Uniknya, dalam voli pantai, faktor antropometri tidak seketat dalam bola voli. Jika di bola voli tinggi badan sangat menentukan, terutama untuk posisi blocker dan spiker, maka di voli pantai, aspek seperti kecepatan, kelincahan, koordinasi, serta daya jelajah tubuh menjadi lebih penting. Untuk bola voli, rata-rata pemain memiliki tinggi 198–203 cm, dengan posisi seperti middle blocker bisa mencapai 205–210 cm. Misalnya, rata-rata tinggi tim putra USA di Olimpiade Tokyo 2020 adalah 199 cm (Team USA), sementara tim Rusia sekitar 203 cm berdasarkan data FIVB dan Olympics.com. Sedangkan pada voli pantai putra, rata-ratanya lebih rendah, sekitar 190–195 cm, karena menuntut kelincahan dan daya jelajah. Contohnya, Anders Mol (199 cm) dan Christian Sørum (190 cm) dari Norwegia meraih emas di Tokyo 2020 (Olympics.com), sementara atlet USA Taylor Crabb hanya 188 cm tetapi tetap kompetitif (BVBInfo). Hal ini membuka peluang besar bagi atlet-atlet Indonesia yang umumnya memiliki postur tidak setinggi pemain Eropa atau Amerika, namun unggul dalam aspek kecepatan, fleksibilitas, dan daya adaptasi. Dalam konteks ini, karakter tubuh atlet Indonesia justru sangat potensial untuk bersaing di cabang voli pantai.

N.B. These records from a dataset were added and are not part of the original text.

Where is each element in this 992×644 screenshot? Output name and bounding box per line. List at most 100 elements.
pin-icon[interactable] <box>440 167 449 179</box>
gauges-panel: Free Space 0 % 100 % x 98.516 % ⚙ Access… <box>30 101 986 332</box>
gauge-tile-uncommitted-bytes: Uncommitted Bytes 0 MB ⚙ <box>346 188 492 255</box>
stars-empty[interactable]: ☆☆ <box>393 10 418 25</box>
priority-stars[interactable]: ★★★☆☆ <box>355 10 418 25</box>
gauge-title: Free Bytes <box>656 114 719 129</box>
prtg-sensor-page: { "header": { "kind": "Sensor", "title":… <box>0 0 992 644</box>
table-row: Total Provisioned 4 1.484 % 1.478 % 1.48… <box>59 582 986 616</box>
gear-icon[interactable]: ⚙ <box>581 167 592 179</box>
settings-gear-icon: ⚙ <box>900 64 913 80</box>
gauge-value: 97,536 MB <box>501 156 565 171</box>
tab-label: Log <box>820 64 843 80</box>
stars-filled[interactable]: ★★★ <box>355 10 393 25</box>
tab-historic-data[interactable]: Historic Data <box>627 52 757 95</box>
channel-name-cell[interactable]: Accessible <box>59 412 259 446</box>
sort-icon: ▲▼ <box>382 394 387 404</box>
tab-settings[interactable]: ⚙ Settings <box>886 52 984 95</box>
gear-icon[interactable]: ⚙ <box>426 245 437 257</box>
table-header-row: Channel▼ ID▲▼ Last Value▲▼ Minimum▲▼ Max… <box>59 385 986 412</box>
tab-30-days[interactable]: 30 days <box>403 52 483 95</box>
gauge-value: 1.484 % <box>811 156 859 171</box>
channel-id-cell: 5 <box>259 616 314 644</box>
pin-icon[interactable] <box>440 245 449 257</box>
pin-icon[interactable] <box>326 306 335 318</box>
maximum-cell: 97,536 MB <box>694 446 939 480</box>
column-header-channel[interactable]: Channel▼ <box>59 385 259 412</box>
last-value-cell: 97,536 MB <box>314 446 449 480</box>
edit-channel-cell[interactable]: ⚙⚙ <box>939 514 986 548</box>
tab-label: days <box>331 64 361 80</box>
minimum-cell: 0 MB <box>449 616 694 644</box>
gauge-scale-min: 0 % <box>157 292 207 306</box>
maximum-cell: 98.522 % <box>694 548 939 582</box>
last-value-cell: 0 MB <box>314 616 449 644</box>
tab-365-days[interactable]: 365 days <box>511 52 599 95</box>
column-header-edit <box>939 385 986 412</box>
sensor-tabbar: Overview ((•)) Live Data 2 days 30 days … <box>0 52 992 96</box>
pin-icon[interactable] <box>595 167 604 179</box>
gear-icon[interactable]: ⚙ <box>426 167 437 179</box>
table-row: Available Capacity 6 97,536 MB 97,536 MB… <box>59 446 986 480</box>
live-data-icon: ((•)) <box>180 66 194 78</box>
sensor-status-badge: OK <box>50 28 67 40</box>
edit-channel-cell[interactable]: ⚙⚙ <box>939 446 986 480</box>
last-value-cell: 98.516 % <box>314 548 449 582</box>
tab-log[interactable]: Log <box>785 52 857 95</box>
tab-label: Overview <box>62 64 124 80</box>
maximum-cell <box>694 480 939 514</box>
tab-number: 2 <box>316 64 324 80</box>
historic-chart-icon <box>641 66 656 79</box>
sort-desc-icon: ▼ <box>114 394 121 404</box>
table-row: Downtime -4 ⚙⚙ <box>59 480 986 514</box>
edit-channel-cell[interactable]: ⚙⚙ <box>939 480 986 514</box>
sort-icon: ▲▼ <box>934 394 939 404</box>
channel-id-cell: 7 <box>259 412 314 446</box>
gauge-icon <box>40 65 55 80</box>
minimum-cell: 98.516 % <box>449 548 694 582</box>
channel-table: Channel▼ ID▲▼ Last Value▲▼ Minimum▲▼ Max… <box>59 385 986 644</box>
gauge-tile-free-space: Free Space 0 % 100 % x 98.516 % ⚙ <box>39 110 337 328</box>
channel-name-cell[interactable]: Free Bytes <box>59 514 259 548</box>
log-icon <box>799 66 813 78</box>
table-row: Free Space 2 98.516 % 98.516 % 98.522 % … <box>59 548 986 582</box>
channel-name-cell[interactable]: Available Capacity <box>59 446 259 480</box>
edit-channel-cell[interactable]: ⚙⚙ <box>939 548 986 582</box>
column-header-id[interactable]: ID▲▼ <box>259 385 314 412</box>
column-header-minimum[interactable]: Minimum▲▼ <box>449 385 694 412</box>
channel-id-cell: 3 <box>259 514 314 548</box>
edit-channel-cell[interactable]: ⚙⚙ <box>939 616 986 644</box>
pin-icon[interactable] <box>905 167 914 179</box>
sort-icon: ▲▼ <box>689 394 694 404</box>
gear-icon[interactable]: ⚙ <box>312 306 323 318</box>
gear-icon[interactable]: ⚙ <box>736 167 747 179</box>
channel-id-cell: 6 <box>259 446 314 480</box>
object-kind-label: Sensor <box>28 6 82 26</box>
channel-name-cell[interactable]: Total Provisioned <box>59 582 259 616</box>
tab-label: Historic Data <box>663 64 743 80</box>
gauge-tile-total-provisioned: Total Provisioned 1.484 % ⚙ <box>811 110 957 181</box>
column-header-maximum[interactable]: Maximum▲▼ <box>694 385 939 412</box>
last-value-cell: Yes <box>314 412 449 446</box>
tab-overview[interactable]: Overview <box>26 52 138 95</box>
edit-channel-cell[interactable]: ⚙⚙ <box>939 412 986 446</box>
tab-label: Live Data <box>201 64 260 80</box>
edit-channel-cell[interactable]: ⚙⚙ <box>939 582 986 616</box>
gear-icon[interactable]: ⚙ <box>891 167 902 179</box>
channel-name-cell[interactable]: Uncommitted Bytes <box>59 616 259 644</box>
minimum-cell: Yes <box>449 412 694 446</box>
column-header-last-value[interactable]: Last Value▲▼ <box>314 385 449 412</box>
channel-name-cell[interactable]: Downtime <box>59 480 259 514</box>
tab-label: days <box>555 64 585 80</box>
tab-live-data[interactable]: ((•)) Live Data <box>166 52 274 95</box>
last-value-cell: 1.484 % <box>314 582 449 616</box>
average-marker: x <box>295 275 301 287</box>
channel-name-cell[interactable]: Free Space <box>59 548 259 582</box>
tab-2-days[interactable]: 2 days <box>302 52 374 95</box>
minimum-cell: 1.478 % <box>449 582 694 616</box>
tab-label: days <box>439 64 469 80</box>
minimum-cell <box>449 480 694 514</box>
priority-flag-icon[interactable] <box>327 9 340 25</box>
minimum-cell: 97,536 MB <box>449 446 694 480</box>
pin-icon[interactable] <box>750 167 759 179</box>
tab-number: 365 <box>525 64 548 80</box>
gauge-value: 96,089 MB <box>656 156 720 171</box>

Lebih jauh lagi, potensi geografis Indonesia yang memiliki garis pantai sepanjang 81.290 km lebih yang merupakan garis pantai terpanjang kedua di dunia setelah Kanada. Potensi ini seharusnya menjadi modal utama dalam pengembangan voli pantai. Ribuan kilometer garis pantai dari Sabang sampai Merauke menyajikan peluang besar untuk menjadikan pantai-pantai sebagai arena pembinaan sekaligus kompetisi. Ini bukan hanya soal fasilitas, tapi juga soal identitas. Voli pantai bisa menjadi cabang olahraga yang tidak hanya unggul dalam prestasi, tetapi juga mencerminkan karakter kepulauan Indonesia yang terbuka, dinamis, dan adaptif terhadap alam.

Sayangnya, hingga kini potensi ini belum dimanfaatkan secara maksimal. Fasilitas latihan voli pantai masih sangat terbatas, pelatih bersertifikat pun belum merata. Program pembinaan di daerah-daerah pesisir jarang menyentuh cabang ini secara sistematis. Dalam hal ini, perlu ada kesadaran kolektif dari pemerintah, federasi, akademisi olahraga, dan pelaku industri olahraga untuk membangun roadmap pengembangan voli pantai yang berbasis sport science, data antropometri atlet lokal, serta kekayaan geografis yang dimiliki Indonesia.

Jika pengembangan dilakukan secara strategis dan berbasis ilmu, voli pantai bisa menjadi cabang olahraga unggulan Indonesia, bukan hanya karena prestasi, tetapi juga karena keunikannya yang sesuai dengan konteks budaya dan kondisi alam negeri ini. Maka sudah saatnya voli pantai tidak lagi dipandang sebagai olahraga pelengkap, tetapi sebagai kekuatan utama dalam peta olahraga nasional.